While the bacon is starting to cook, start slicing up the mushrooms, onions and garlic. I love these mushrooms. They are so meaty tasting.
What could be wrong with these ingredients on some meat?
Get your flour ready for the meat. I have some cake tins that are old just for this. Add the Lemon Pepper Seasoning and the Seasoning Salt to the flour.
The bacon is half way cooked so its a good time to add the onions and mushrooms. Keep on medium high heat. Dont judge my old stove. It's a dinosaur! Dont salt and pepper until the mushrooms start browning. But make sure you salt and pepper.
Get the pan ready for the meat. Heat the oil and butter over medium high heat. The mushrooms will go fast.
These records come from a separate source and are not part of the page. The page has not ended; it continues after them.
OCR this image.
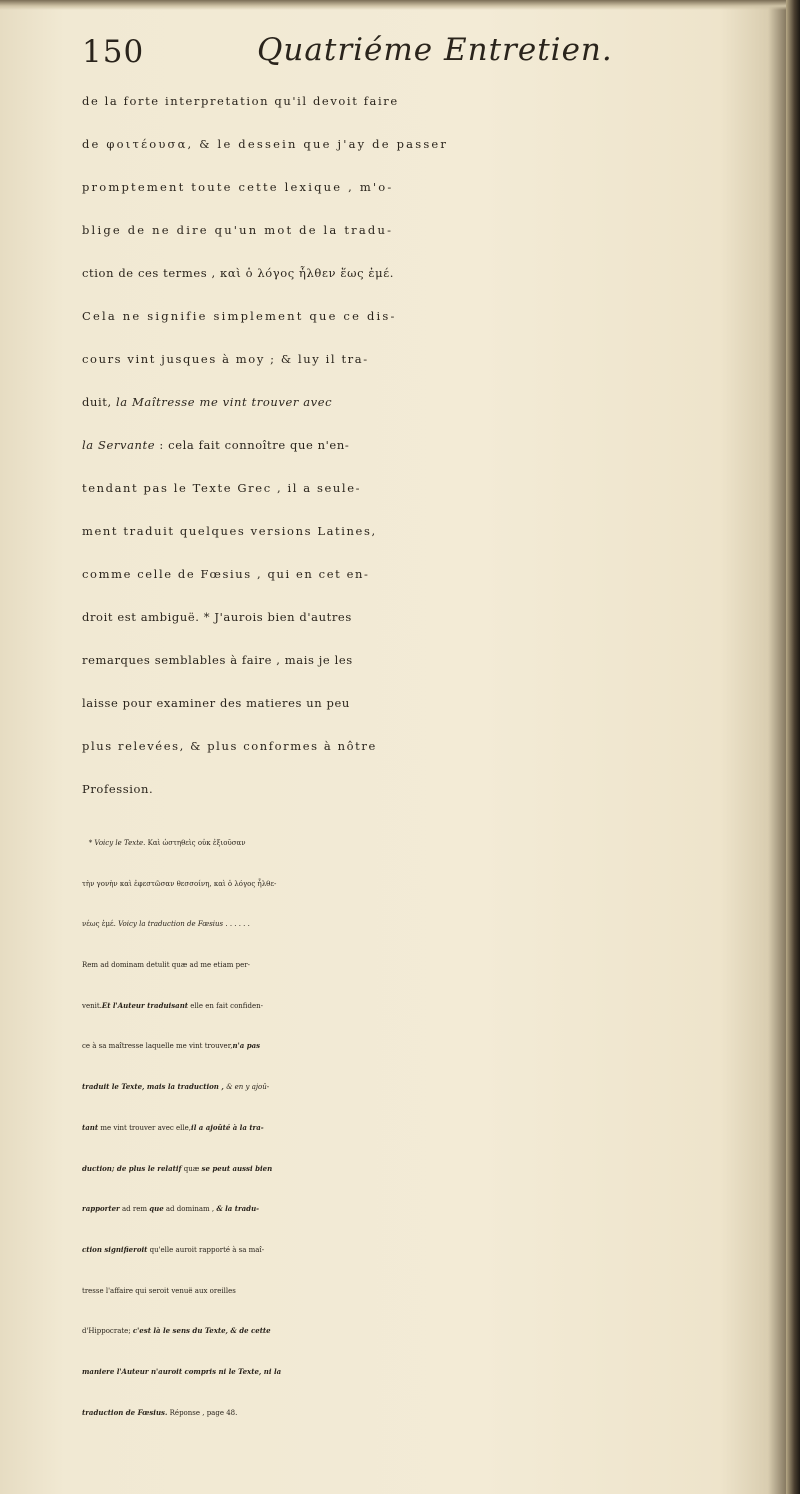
150	Quatriéme Entretien.
de la forte interpretation qu'il devoit faire
de φοιτέουσα, & le dessein que j'ay de passer
promptement toute cette lexique , m'o-
blige de ne dire qu'un mot de la tradu-
ction de ces termes , καὶ ὁ λόγος ἦλθεν ἕως ἐμέ.
Cela ne signifie simplement que ce dis-
cours vint jusques à moy ; & luy il tra-
duit, la Maîtresse me vint trouver avec
la Servante : cela fait connoître que n'en-
tendant pas le Texte Grec , il a seule-
ment traduit quelques versions Latines,
comme celle de Fœsius , qui en cet en-
droit est ambiguë. * J'aurois bien d'autres
remarques semblables à faire , mais je les
laisse pour examiner des matieres un peu
plus relevées, & plus conformes à nôtre
Profession.
* Voicy le Texte. Καὶ ὡστηθεὶς οὐκ ἐξιοῦσαν
τὴν γονὴν καὶ ἐφεστῶσαν θεσσοίνη, καὶ ὁ λόγος ἦλθε-
νέως ἐμέ. Voicy la traduction de Fœsius . . . . . .
Rem ad dominam detulit quæ ad me etiam per-
venit.Et l'Auteur traduisant elle en fait confiden-
ce à sa maîtresse laquelle me vint trouver,n'a pas
traduit le Texte, mais la traduction , & en y ajoû-
tant me vint trouver avec elle,il a ajoûté à la tra-
duction; de plus le relatif quæ se peut aussi bien
rapporter ad rem que ad dominam , & la tradu-
ction signifieroit qu'elle auroit rapporté à sa maî-
tresse l'affaire qui seroit venuë aux oreilles
d'Hippocrate; c'est là le sens du Texte, & de cette
maniere l'Auteur n'auroit compris ni le Texte, ni la
traduction de Fœsius. Réponse , page 48.
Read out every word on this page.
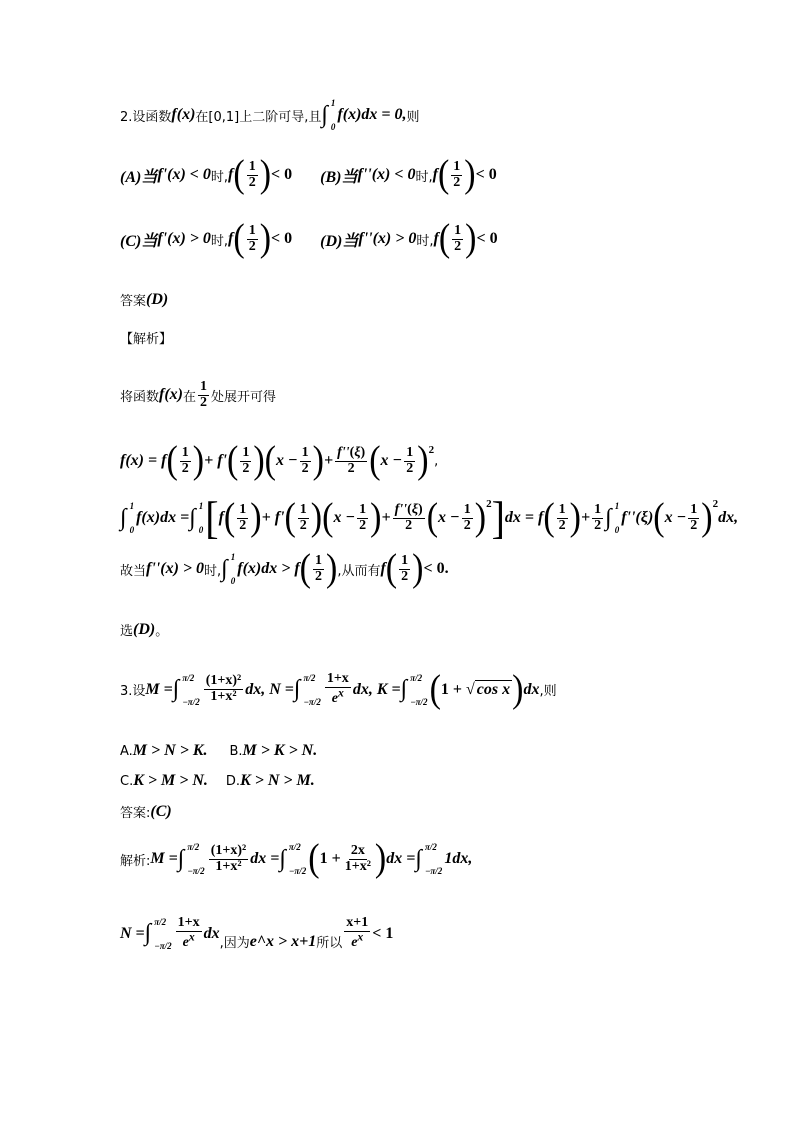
2.设函数 f(x) 在[0,1]上二阶可导,且 ∫ 1
0
f(x)dx = 0, 则
(A)当 f'(x) < 0 时, f ( $\frac{1}{2}$ ) < 0 (B)当 f''(x) < 0 时, f ( $\frac{1}{2}$ ) < 0
(C)当 f'(x) > 0 时, f ( $\frac{1}{2}$ ) < 0 (D)当 f''(x) > 0 时, f ( $\frac{1}{2}$ ) < 0
答案 (D)
【解析】
将函数 f(x) 在 $\frac{1}{2}$ 处展开可得
f(x) = f ( $\frac{1}{2}$ ) + f' ( $\frac{1}{2}$ ) ( $x - \frac{1}{2}$ ) + $\frac{f''(\xi)}{2}$ ( $x - \frac{1}{2} )^2$
,
∫ 1
0
f(x)dx = ∫ 1
0 [ f ( $\frac{1}{2}$ ) + f' ( $\frac{1}{2}$ ) ( $x - \frac{1}{2}$ ) + $\frac{f''(\xi)}{2}$ ( $x - \frac{1}{2} )^2$ ] dx = f ( $\frac{1}{2}$ ) + $\frac{1}{2}$ ∫ 1
0
f''(ξ) ( $x - \frac{1}{2} )^2$
dx,
故当 f''(x) > 0 时, ∫ 1
0
f(x)dx > f ( $\frac{1}{2}$ ) ,从而有 f ( $\frac{1}{2}$ ) < 0.
选 (D) 。
3.设 M = ∫ π/2
$-\pi/2 \frac{\text{(1+x)²}}{\text{1+x²}}$ dx, N = ∫ π/2
$-\pi/2 \frac{1+x}{e^x}$ dx, K = ∫ π/2
−π/2 ( 1 + √ cos x ) dx ,则
A. M > N > K. B. M > K > N.
C. K > M > N. D. K > N > M.
答案: (C)
解析: M = ∫ π/2
$-\pi/2 \frac{\text{(1+x)²}}{\text{1+x²}}$ dx = ∫ π/2
−π/2 ( $1 + \frac{2x}{\text{1+x²}}$ ) dx = ∫ π/2
−π/2
1dx,
N = ∫ π/2
$-\pi/2 \frac{1+x}{e^x}$ dx
,因为 e^x > x+1 所以 $\frac{x+1}{e^x} < 1$
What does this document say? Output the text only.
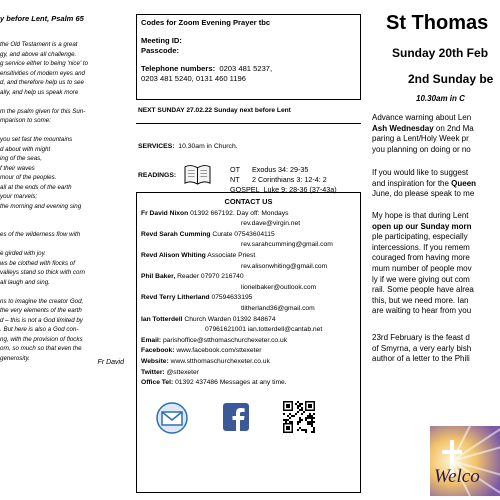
y before Lent, Psalm 65
the Old Testament is a great
gy, and above all challenge.
g service either to being 'nice' to
ensitivities of modern eyes and
d, and therefore help us to see
ally, and help us speak more
m the psalm given for this Sun-
mparison to some:
you set fast the mountains
d about with might
ing of the seas,
f their waves
mour of the peoples.
all at the ends of the earth
your marvels;
the morning and evening sing
es of the wilderness flow with
e girded with joy.
ws be clothed with flocks of
valleys stand so thick with corn
all laugh and sing.
ns to imagine the creator God,
the very elements of the earth
d – this is not a God limited by
. But here is also a God con-
ng, with the provision of flocks
orn, so much so that even the
generosity.
Fr David
Codes for Zoom Evening Prayer tbc
Meeting ID:
Passcode:
Telephone numbers: 0203 481 5237,
0203 481 5240, 0131 460 1196
NEXT SUNDAY 27.02.22 Sunday next before Lent
SERVICES: 10.30am in Church.
READINGS:
OT	Exodus 34: 29-35
NT	2 Corinthians 3: 12-4: 2
GOSPEL
Luke 9: 28-36 (37-43a)
CONTACT US
Fr David Nixon 01392 667192. Day off: Mondays
rev.dave@virgin.net
Revd Sarah Cumming Curate 07543604115
rev.sarahcumming@gmail.com
Revd Alison Whiting Associate Priest
rev.alisonwhiting@gmail.com
Phil Baker, Reader 07970 216740
lionelbaker@outlook.com
Revd Terry Litherland 07594633195
tlitherland36@gmail.com
Ian Totterdell Church Warden 01392 848674
07961621001 ian.totterdell@cantab.net
Email: parishoffice@stthomaschurchexeter.co.uk
Facebook: www.facebook.com/sttexeter
Website: www.stthomaschurchexeter.co.uk
Twitter: @sttexeter
Office Tel: 01392 437486 Messages at any time.
St Thomas
Sunday 20th Feb
2nd Sunday be
10.30am in C
Advance warning about Len
Ash Wednesday on 2nd Ma
paring a Lent/Holy Week pr
you planning on doing or no
If you would like to suggest
and inspiration for the Queen
June, do please speak to me
My hope is that during Lent
open up our Sunday morn
ple participating, especially
intercessions. If you remem
couraged from having more
mum number of people mov
ly if we were giving out com
rail. Some people have alrea
this, but we need more. Ian
are waiting to hear from you
23rd February is the feast d
of Smyrna, a very early bish
author of a letter to the Phili
Welco
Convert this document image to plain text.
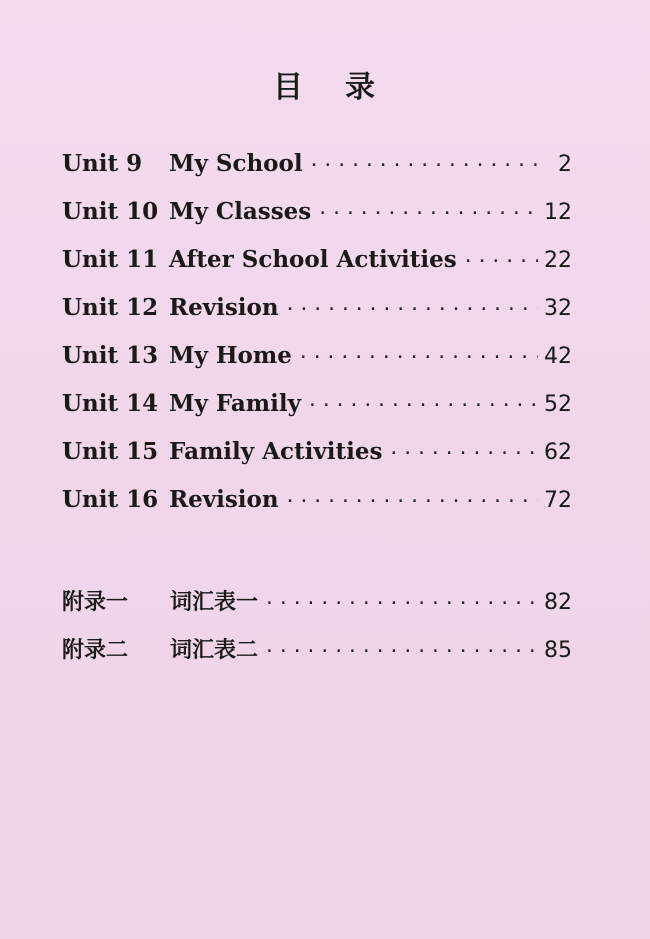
目 录
Unit 9	My School ·····	2
Unit 10 My Classes ·····	12
Unit 11 After School Activities ·····	22
Unit 12 Revision ·····	32
Unit 13 My Home ·····	42
Unit 14 My Family ·····	52
Unit 15 Family Activities ·····	62
Unit 16 Revision ·····	72
附录一	词汇表一 ·····	82
附录二	词汇表二 ·····	85
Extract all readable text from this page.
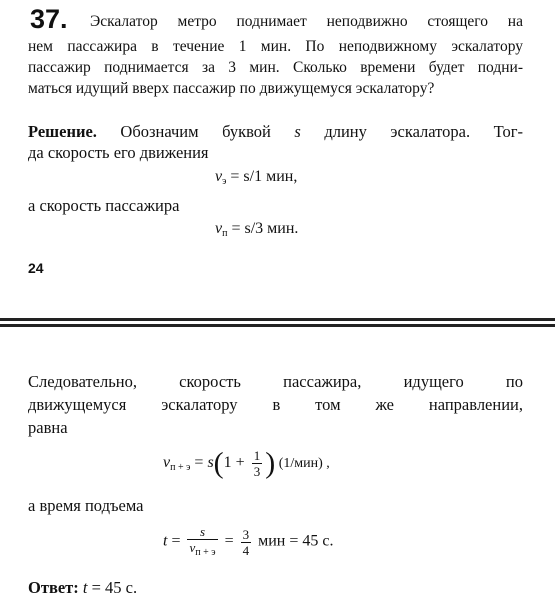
37. Эскалатор метро поднимает неподвижно стоящего на
нем пассажира в течение 1 мин. По неподвижному эскалатору
пассажир поднимается за 3 мин. Сколько времени будет подни-
маться идущий вверх пассажир по движущемуся эскалатору?
Решение. Обозначим буквой s длину эскалатора. Тог-
да скорость его движения
$v_э = s/1$ мин,
а скорость пассажира
$v_п = s/3$ мин.
24
Следовательно, скорость пассажира, идущего по
движущемуся эскалатору в том же направлении,
равна
$v_{п + э} = s(1 + \frac{1}{3}$ ) (1/мин) ,
а время подъема
$t = \frac{s}{v_{п + э}} = \frac{3}{4}$ мин = 45 с.
Ответ: t = 45 с.
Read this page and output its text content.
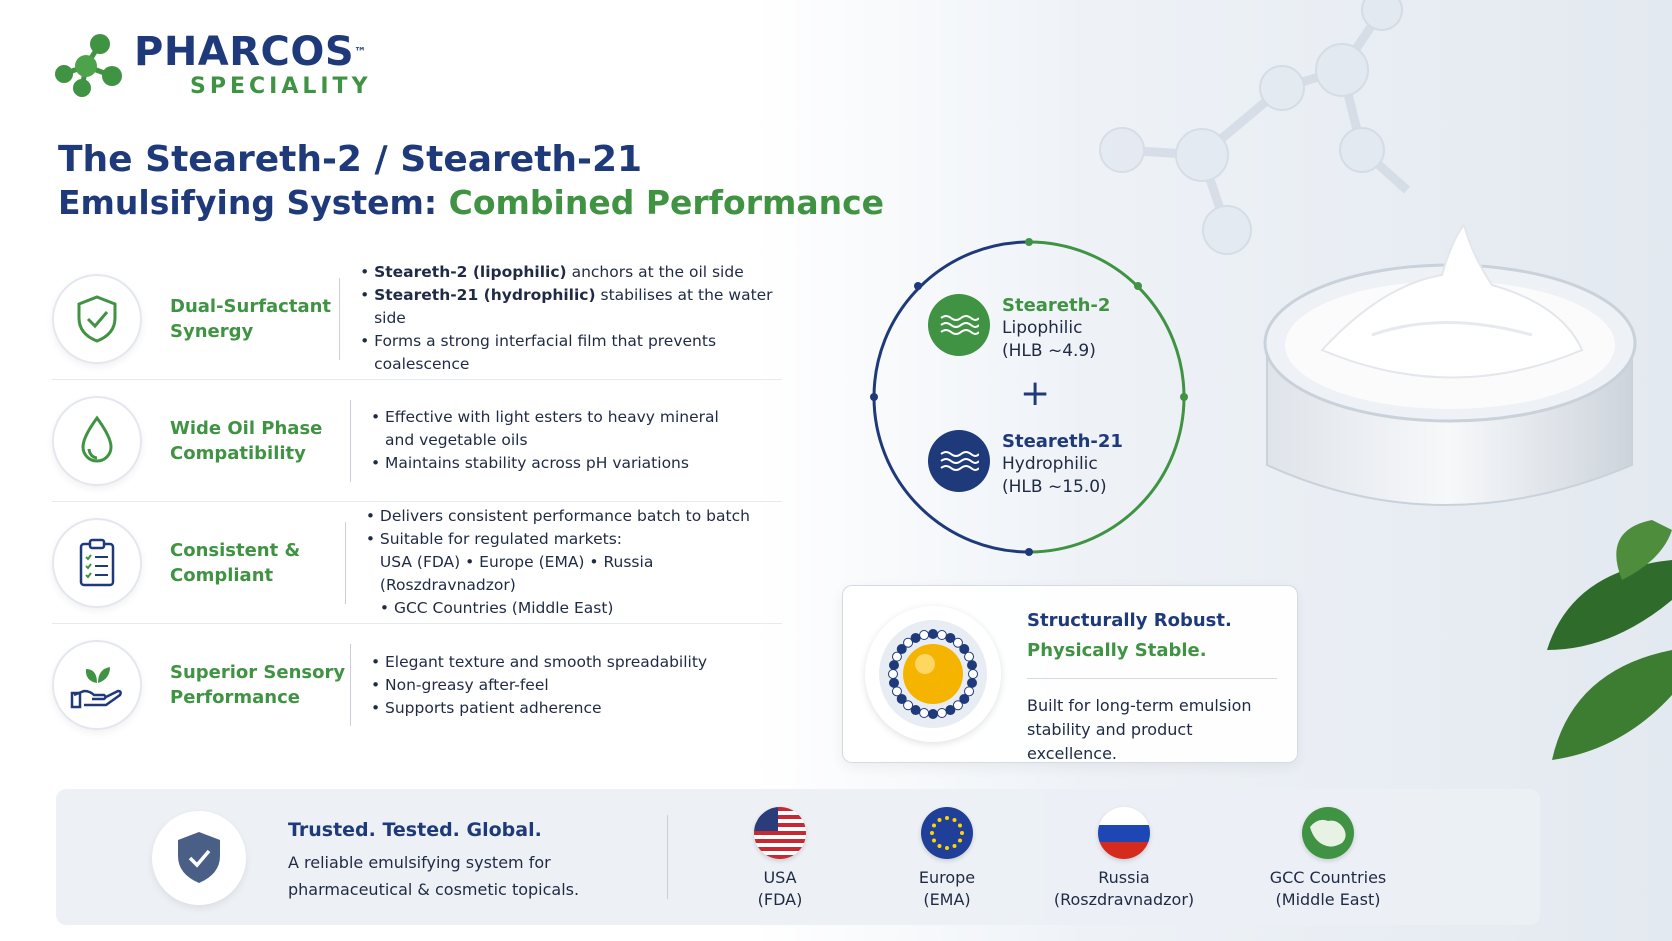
PHARCOS™
SPECIALITY
The Steareth-2 / Steareth-21
Emulsifying System: Combined Performance
Dual-Surfactant
Synergy
• Steareth-2 (lipophilic) anchors at the oil side
• Steareth-21 (hydrophilic) stabilises at the water side
• Forms a strong interfacial film that prevents
coalescence
Wide Oil Phase
Compatibility
• Effective with light esters to heavy mineral
and vegetable oils
• Maintains stability across pH variations
Consistent &
Compliant
• Delivers consistent performance batch to batch
• Suitable for regulated markets:
USA (FDA) • Europe (EMA) • Russia (Roszdravnadzor)
• GCC Countries (Middle East)
Superior Sensory
Performance
• Elegant texture and smooth spreadability
• Non-greasy after-feel
• Supports patient adherence
Steareth-2
Lipophilic
(HLB ~4.9)
+
Steareth-21
Hydrophilic
(HLB ~15.0)
Structurally Robust.
Physically Stable.
Built for long-term emulsion stability and product excellence.
Trusted. Tested. Global.
A reliable emulsifying system for pharmaceutical & cosmetic topicals.
USA
(FDA)
Europe
(EMA)
Russia
(Roszdravnadzor)
GCC Countries
(Middle East)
Dredge the meat in the flour and then place in the hot oil.
Dont flip until nice and crusty.
The Mushrooms should have the perfect amount of color so add the garlic
Let cook to get the rawness out of the garlic. This is where The Fireman and I have to be careful. Hunger takes over and picking at the pan occurs. The mushrooms need to be checked to see if there is enough salt and pepper. Once garlic is cooked, add the Marsala and Worcestershire sauce. I dont measure so a little extra Marsala may end up in the pan.
Let simmer until just about all the liquid reduces down and the mushrooms absorb all the sauce.
Serve! Of course the mushrooms go on top of the steak, but somehow extra from the pan ends up on my potatoes too.